Behind it all, the ghost in the machine, if you will, is Vietnam. It still whispers of geopolitical power, epic violence, race, campus unrest, street demonstrations, attacks on and by the press, and angry factions yelling past each other. And yes, there’s the push for equality and justice, access to education and the voting booth, the sanctity of liberty and law, and the urge for truth to power. The formful sentiments and even a lot of the vocabulary are still with us, but they began with the war in Vietnam, which went from a skeleton crew of army advisors in the mid-to-late 50s to division-sized troop deployments, Cavalry and Special Forces units, helicopter squadrons, and supply and command bases the size of cities, all in place by the mid-60s.

By then the news about the futility of both American military operations and political strategies began to reach the increasingly fretful Johnson administration and the ears of Hometown U.S.A., along with a rising number of body bags. Grief and consternation began boiling over into rage and the spooky sense of the war flaring up at home, as if Vietnam and the U.S., sex, drugs and rock’n’roll, all fed off the same deranged power grid.

It’s virtually impossible to fault anything about the Burns/Novick documentary’s nobility of intention and thoroughness of reportage, which includes film footage—among other things, Vietnam was our first televised war—and plenty of commentary from writers and reporters; military figures from both the Vietnamese and American sides; political history from all factions and the story of Vietnamese conflict going back to 1858; a macro view threaded with heartbreaking personal stories; the mounting wreckage of the Johnson presidency and the physical toll on the man himself. The figure who set out to eliminate racism and poverty in America became the most viciously reviled man in modern history.

“The War in Vietnam” depicts the emotional and physical agony of men in combat as well as the horror, desperation and ruin of civilians caught in the conflagration, made more ghastly by depiction of the country as a magical Shangri La inhabited by a graceful, gentle people, albeit bent on national unification. And it doesn’t stint on the damage done when those in power lie to the public, or the steadfast American ignorance of Vietnamese history and culture. (The mind of the average grunt never saw them as anything other than “dinks” and “slopes.”)

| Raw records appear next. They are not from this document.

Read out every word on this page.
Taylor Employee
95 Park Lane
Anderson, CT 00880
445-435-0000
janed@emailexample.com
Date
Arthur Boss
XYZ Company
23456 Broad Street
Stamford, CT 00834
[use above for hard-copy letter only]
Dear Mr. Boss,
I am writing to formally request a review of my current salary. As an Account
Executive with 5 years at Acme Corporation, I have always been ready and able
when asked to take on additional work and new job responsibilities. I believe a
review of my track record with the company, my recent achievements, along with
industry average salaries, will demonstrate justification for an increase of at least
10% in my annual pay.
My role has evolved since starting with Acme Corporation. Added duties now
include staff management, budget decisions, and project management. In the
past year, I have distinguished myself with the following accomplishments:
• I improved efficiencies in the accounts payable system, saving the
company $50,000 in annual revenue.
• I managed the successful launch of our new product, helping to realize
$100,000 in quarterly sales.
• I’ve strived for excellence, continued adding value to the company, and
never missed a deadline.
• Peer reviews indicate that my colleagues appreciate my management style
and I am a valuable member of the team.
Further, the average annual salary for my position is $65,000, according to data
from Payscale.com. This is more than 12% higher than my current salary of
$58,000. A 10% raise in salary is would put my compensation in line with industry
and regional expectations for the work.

But there are other forms of examination of, for want of a less pretentious term, the American condition that are beyond the film’s scope. After all, when Auden wrote, “Mismanagement and grief/must we suffer them all again?” he wasn’t writing about Vietnam but the beginning of World War II. War has been a feature of human experience ever since homo erectus first got on his feet. But the American promise has been founded on a rock of loving peace and freedom, a spiritually fervent city on a hill. Still, our literature reveals something else in our character, the flight from civilization in Natty Bumpo, the metaphysical conceit of Ahab (“I’d strike the sun if it offended me”), the American soul described by the intuitive Brit D.H Lawrence as “hard, isolate, stoic, a killer.”

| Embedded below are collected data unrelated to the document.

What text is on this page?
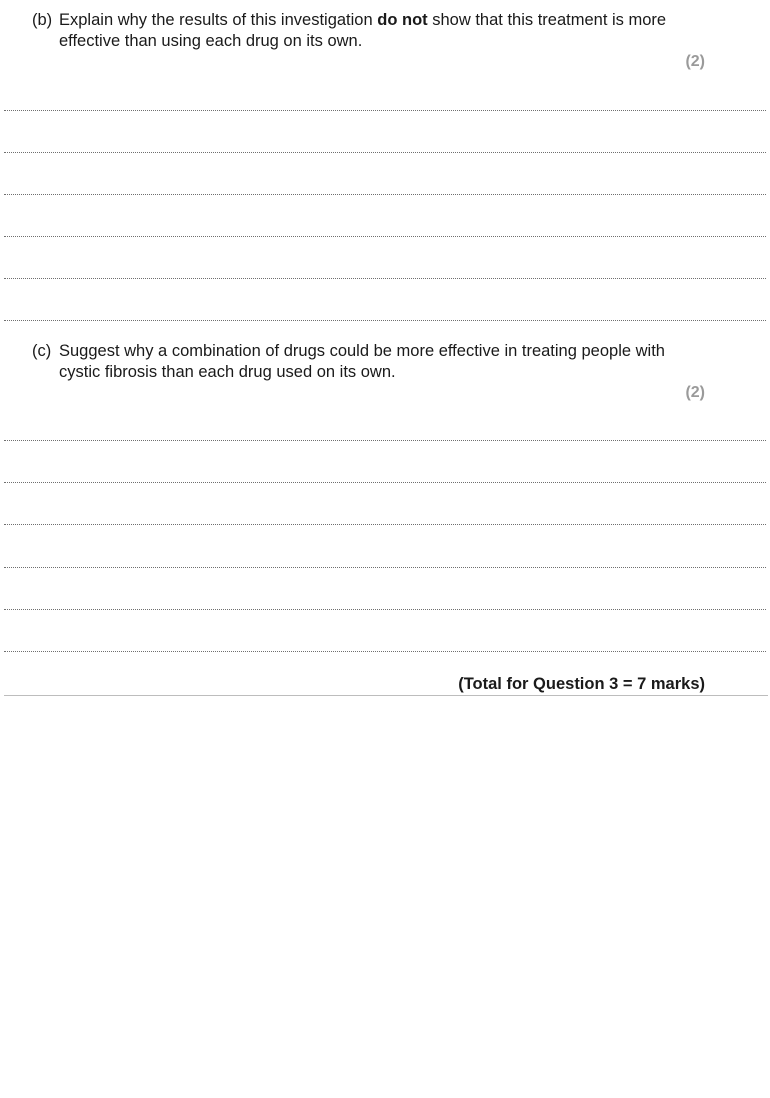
(b) Explain why the results of this investigation do not show that this treatment is more effective than using each drug on its own.
(2)
(c) Suggest why a combination of drugs could be more effective in treating people with cystic fibrosis than each drug used on its own.
(2)
(Total for Question 3 = 7 marks)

“You honestly didn’t know whether to laugh or cry,” wrote Michael Herr in “Dispatches,” which definitively caught the lunatic mix of the horrible and gut-wrenching Vietnam of “mad colonels and death-spaced grunts.” “Few people ever cried more than once there, and if you’d used that up, you laughed; the young ones were so innocent and violent, so sweet and so brutal, beautiful killers.”

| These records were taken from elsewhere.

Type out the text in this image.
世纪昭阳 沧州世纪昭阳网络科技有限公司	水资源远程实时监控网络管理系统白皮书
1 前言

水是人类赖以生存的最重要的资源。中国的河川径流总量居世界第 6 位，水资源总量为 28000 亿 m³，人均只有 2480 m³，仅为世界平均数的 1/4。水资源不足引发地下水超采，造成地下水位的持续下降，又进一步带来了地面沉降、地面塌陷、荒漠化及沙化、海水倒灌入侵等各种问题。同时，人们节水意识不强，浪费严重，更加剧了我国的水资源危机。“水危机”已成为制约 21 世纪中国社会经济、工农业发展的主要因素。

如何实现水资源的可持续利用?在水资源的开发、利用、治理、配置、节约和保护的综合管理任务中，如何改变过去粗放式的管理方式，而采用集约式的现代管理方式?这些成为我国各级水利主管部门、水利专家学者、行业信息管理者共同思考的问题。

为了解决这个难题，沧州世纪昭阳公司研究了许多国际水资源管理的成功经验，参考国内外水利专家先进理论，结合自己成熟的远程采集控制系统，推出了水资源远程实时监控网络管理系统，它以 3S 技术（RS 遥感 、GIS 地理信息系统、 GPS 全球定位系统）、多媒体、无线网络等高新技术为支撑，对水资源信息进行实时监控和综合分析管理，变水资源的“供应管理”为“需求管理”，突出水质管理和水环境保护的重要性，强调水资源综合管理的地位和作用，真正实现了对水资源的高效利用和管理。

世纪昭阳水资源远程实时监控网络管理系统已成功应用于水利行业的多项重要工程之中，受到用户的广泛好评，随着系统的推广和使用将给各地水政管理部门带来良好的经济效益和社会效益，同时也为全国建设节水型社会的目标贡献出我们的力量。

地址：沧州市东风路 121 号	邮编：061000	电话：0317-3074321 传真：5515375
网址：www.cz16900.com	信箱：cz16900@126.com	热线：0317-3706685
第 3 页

I know who they were; I still keep the roster of fellow recruits who made up my Marine Corps platoon in Parris Island, November 1963, two weeks after the assassination of President John F. Kennedy. I know who the guys coming back from Iraq and Afghanistan are too, though I’ve never met them. I understand the benefits of therapy, of easing the nightmares and panic attacks and getting people to function again in the World. But if you concede that the political is personal, then you’d have to go one further in allowing the personal to be private. Silence is a form of freedom, sometimes the only refuge one has left. You have to be careful about asking a person to give it up.